Mako there is an article by Alexander Brown entitled "Epicurus on Truth and Falsehood" which I can upload here (or you can get on JSTOR) if you like. It focuses on the details of some commentary by Sextus Empiricus which bears on "truth." But I'm not really sure that I recommend that to you, however, as it might be more technical logic and hair-splitting than you are interested in reading. After glancing back at it I had a hard time finding a passage that jumped out at me as being a clear statement on the issue we're talking about.
I checked Dewitt and he has chapters on the Canon of Truth, and its relationship with Reason, which you probably ought to read first if you have not already. To me the best overview of the system before digging into particular details is always DeWitt.
But let us know how deeply you want to dig into that part because you may not find that necessary. I think the basics are the epistemology parts of the PD's (Bailey version):
- We must consider both the real purpose and all the evidence of direct perception, to which we always refer the conclusions of opinion; otherwise, all will be full of doubt and confusion.
- If you fight against all sensations, you will have no standard by which to judge even those of them which you say are false.
- If you reject any single sensation and fail to distinguish between the conclusion of opinion as to the appearance awaiting confirmation and that which is actually given by the sensation or feeling, or each intuitive apprehension of the mind, you will confound all other sensations as well with the same groundless opinion, so that you will reject every standard of judgment. And if among the mental images created by your opinion you affirm both that which awaits confirmation and that which does not, you will not escape error, since you will have preserved the whole cause of doubt in every judgment between what is right and what is wrong.

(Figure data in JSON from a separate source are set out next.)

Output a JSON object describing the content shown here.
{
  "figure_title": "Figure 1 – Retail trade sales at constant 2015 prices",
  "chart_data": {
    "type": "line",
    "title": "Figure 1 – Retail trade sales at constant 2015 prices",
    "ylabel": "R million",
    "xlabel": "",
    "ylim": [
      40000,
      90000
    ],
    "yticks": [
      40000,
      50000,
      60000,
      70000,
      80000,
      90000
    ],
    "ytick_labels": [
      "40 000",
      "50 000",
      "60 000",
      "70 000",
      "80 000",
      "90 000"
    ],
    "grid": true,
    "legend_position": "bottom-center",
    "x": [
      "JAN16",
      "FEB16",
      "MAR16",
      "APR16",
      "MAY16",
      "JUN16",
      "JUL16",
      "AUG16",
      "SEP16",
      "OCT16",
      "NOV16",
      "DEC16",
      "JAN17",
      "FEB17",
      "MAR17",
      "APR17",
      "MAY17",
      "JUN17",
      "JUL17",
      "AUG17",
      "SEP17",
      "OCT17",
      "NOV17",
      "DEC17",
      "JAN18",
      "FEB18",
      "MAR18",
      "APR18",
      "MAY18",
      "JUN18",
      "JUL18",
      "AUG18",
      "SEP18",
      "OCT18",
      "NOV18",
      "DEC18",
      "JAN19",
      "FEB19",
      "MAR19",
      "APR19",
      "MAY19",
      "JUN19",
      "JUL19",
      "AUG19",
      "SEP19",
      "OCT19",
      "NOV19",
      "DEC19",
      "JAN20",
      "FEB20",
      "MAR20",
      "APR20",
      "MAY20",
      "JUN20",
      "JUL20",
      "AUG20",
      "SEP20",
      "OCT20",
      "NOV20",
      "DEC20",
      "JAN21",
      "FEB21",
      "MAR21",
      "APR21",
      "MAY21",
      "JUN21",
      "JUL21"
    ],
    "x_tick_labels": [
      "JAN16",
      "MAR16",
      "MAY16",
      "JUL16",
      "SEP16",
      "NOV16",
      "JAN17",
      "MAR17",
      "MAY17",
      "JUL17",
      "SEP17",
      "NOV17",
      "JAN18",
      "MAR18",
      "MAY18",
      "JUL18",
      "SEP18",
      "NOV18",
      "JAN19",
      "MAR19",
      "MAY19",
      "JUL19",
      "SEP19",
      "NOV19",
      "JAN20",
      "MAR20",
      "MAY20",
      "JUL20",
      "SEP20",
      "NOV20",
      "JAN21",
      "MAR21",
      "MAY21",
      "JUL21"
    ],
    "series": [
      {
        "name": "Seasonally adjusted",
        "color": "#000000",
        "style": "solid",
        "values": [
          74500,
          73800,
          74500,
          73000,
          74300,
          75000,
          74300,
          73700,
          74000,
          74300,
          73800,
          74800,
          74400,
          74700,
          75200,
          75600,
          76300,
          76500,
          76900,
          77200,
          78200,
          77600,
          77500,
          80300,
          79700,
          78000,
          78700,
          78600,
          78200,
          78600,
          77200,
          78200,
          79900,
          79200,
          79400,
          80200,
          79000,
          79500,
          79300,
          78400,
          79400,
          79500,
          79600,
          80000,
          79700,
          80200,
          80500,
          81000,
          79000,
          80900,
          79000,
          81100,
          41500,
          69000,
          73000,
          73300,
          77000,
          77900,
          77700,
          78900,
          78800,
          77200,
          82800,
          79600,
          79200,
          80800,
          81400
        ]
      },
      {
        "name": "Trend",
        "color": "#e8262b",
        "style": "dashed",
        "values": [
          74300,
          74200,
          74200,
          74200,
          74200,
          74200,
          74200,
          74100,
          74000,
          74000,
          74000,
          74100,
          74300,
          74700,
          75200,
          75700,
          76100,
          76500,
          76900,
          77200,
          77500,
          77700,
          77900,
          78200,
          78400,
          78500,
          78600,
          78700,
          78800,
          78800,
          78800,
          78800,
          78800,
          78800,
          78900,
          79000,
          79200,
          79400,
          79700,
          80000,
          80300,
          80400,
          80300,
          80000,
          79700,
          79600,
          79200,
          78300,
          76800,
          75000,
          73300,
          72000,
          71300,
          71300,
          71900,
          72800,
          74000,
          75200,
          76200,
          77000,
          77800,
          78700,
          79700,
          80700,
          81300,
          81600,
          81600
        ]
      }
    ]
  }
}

- If on each occasion, instead of referring your actions to the end of nature, you turn to some other nearer standard when you are making a choice or an avoidance, your actions will not be consistent with your principles.
Plus a pretty direct expansion of the basic physics: If the universe is matter and void, and infinite in extent and universal in time, then there is no "absolute" point of perspective from which someone can say that anything is "absolutely true." And there are no "ideal forms" against which to compare for absolute truth, and no supernatural "god" to ask either. There are only particular perceptions of particular things at particular times, generalized into summary opinions / concepts, and the "test of truth" is whether our opinions / concepts correspond faithfully to the thing we are observing at the time, as measured by the information we get from our five senses, feelings, and anticipations. And it's also important to remember that the senses / feelings / anticipations are our test for what is "real" to us at any time, regardless of whether we move to another level of generalization by calling them "true."
After thinking about this and glancing back at the Brown article, I think what I would recommend as much as anything else if you are interested in reading on this beyond DeWitt is the Appendix by Phillip De Lacey to his translation of Philodemus' "On Methods of Inference." The surviving part of the work by Philodemus is very interesting, but I would say start with the appendix on page 120. DeLacey gives a really interesting review of the development of Epicurean logic and how it relates to what came before in Greek thought. It has been a while since I read this but I remember that when I did, I thought it was excellent, especially in helping distinguish Epicurus from Plato and Aristotle.
I think we got started on this because Hiram pointed out that you probably meant "real" when you wrote "true," and that might be good enough for now. But the issue of reason and logic in the canon is pretty closely related to the same topic, and if I recall correctly the De Lacey article is a really good place to start reading if you want more.